Too bad living here is otherwise so tough.

Sunday, July 6, 2008

Finding contentment in the most unlikely places

Bismillah Al Rahman Al Rahim,
In the name of God, Most Merciful, Most Kind.

*********************************************************

Thursday night, Joumjoum mall, in a place you might need to visit if you ever chance to be there.

Seated at the gate of the small, watery kingdom, the bright-eyed woman wastes no time. After giving me and my daughter a big smile, welcoming us into the white-tiled space, she leaps up from the plastic seat she's occupied for just a few minutes and starts mopping up the water dripping off the counters with a vigour that is admirable.

"You from Syria/Palestine/ Jordan?" she asks in confident Arabic, dropping the names of neighbouring countries in quick succession as she peers at my white skin, now apparent after the niqab is brought down. Her own brown skin, nose ring, shiny black hair speak of Pakistan to me. To that guess, she corrects me.

"No, India!" she smiles happily, still mopping up.

She scowls for an instant at the young girl standing guard at the only stall, pointing to the line-up that is forming under white fluroscent lights. "She just went in," replies the thin girl, a black abaya draped over a neon green shirt and a pair of jeans.

Sunshine again floods the woman's face as she bustles about. Opening a large cabinet with flourish, she hands out what I have come to covet whenever entering such spaces -- tissue paper.

When the door emerges, she swoops in front of the woman who is about to enter, clucking: "wait, wait". She sprays the seat with the trusty nozzle attached to a tube emerging form the wall that should be standard in every such location in the world. The floor is mopped again, and the waiting entrant is finally allowed an audience in the Royal Court.

It is half an hour before my daughter and me emerge from this space. Confined though it is, the Indian woman's happiness is contagious.

"How many children?" she had asked, pointing to Fatima who was playing with me in the mirror. "Two, " I reply. "Yes, I, two boys." she beams.

"I, very happy. Good company," she says, motioning to something atop the pocket of her pale blue shirt, left untucked over black, generous pants.

"How old are your children," I ask, but she thinks I want to know how long she's worked here.

"Six years.
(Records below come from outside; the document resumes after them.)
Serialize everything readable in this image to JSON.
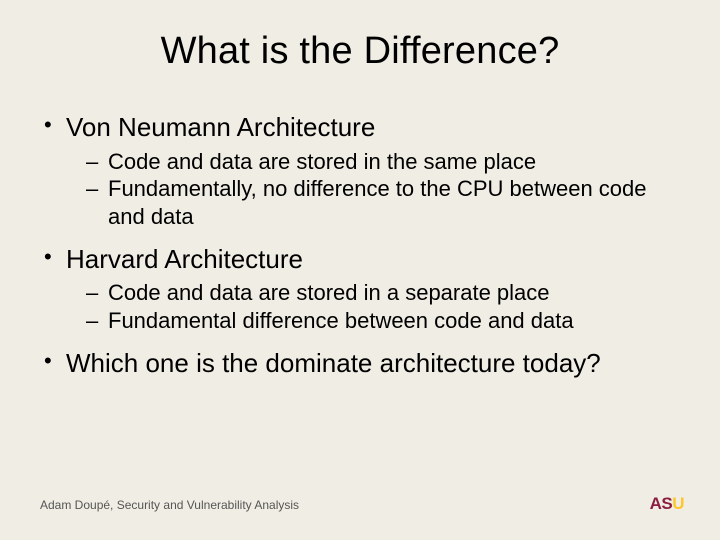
{
  "title": "What is the Difference?",
  "bullets": {
    "b1": {
      "label": "Von Neumann Architecture",
      "sub": {
        "s1": "Code and data are stored in the same place",
        "s2": "Fundamentally, no difference to the CPU between code and data"
      }
    },
    "b2": {
      "label": "Harvard Architecture",
      "sub": {
        "s1": "Code and data are stored in a separate place",
        "s2": "Fundamental difference between code and data"
      }
    },
    "b3": {
      "label": "Which one is the dominate architecture today?"
    }
  },
  "footer": "Adam Doupé, Security and Vulnerability Analysis",
  "logo": {
    "a": "A",
    "s": "S",
    "u": "U"
  }
}
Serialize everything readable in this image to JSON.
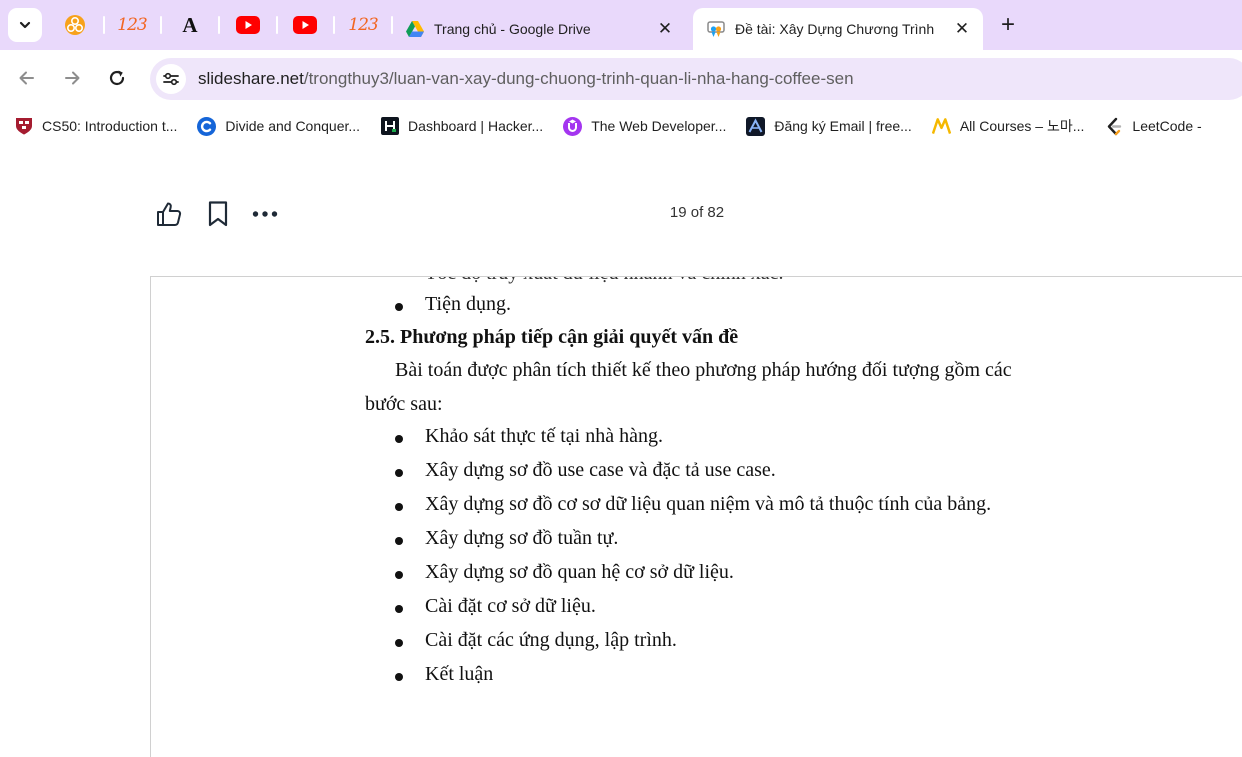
{
  "browser": {
    "tabs": [
      {
        "title": "Trang chủ - Google Drive",
        "close": "✕"
      },
      {
        "title": "Đề tài: Xây Dựng Chương Trình",
        "close": "✕"
      }
    ],
    "pinned_labels": {
      "p123a": "123",
      "p123b": "123",
      "font_a": "A"
    },
    "new_tab": "+",
    "url_host": "slideshare.net",
    "url_path": "/trongthuy3/luan-van-xay-dung-chuong-trinh-quan-li-nha-hang-coffee-sen",
    "bookmarks": [
      {
        "label": "CS50: Introduction t..."
      },
      {
        "label": "Divide and Conquer..."
      },
      {
        "label": "Dashboard | Hacker..."
      },
      {
        "label": "The Web Developer..."
      },
      {
        "label": "Đăng ký Email | free..."
      },
      {
        "label": "All Courses – 노마..."
      },
      {
        "label": "LeetCode -"
      }
    ]
  },
  "viewer": {
    "page_count": "19 of 82"
  },
  "document": {
    "cut_line": "Tốc độ truy xuất dữ liệu nhanh và chính xác.",
    "first_bullet": "Tiện dụng.",
    "heading": "2.5. Phương pháp tiếp cận giải quyết vấn đề",
    "para_line1": "Bài toán được phân tích thiết kế theo phương pháp hướng đối tượng gồm các",
    "para_line2": "bước sau:",
    "steps": [
      "Khảo sát thực tế tại nhà hàng.",
      "Xây dựng sơ đồ use case và đặc tả use case.",
      "Xây dựng sơ đồ cơ sơ dữ liệu quan niệm và mô tả thuộc tính của bảng.",
      "Xây dựng sơ đồ tuần tự.",
      "Xây dựng sơ đồ quan hệ cơ sở dữ liệu.",
      "Cài đặt cơ sở dữ liệu.",
      "Cài đặt các ứng dụng, lập trình.",
      "Kết luận"
    ]
  },
  "colors": {
    "tabstrip_bg": "#e9d9fb",
    "omnibox_bg": "#efe6fa",
    "youtube_red": "#ff0000",
    "numbers_orange": "#f26522"
  }
}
Yes, very happy, thanks to God, thanks to God," she laughs, looking upwards several times, as she tucks her black curls beneath the black headscarf loosely tied around her head.

She shakes her head firmly, smile still on her bright face, when I try to offer her money as a way to thank her for cheering up a standard visit, where people in her place usually remain seated as they watch the ladies and children go by, only sometimes offering a tip on the best stall to try, or grudgingly offering some tissue paper and yet who still seem miffed if you don't offer them a tip in return for their "help".

I press the bills into her hand, glad to offer a small reward to this contented soul in a land where people are usually quick to complain - even us.

"Oh, masha'Allah," she beams again at me. "Thanks to God."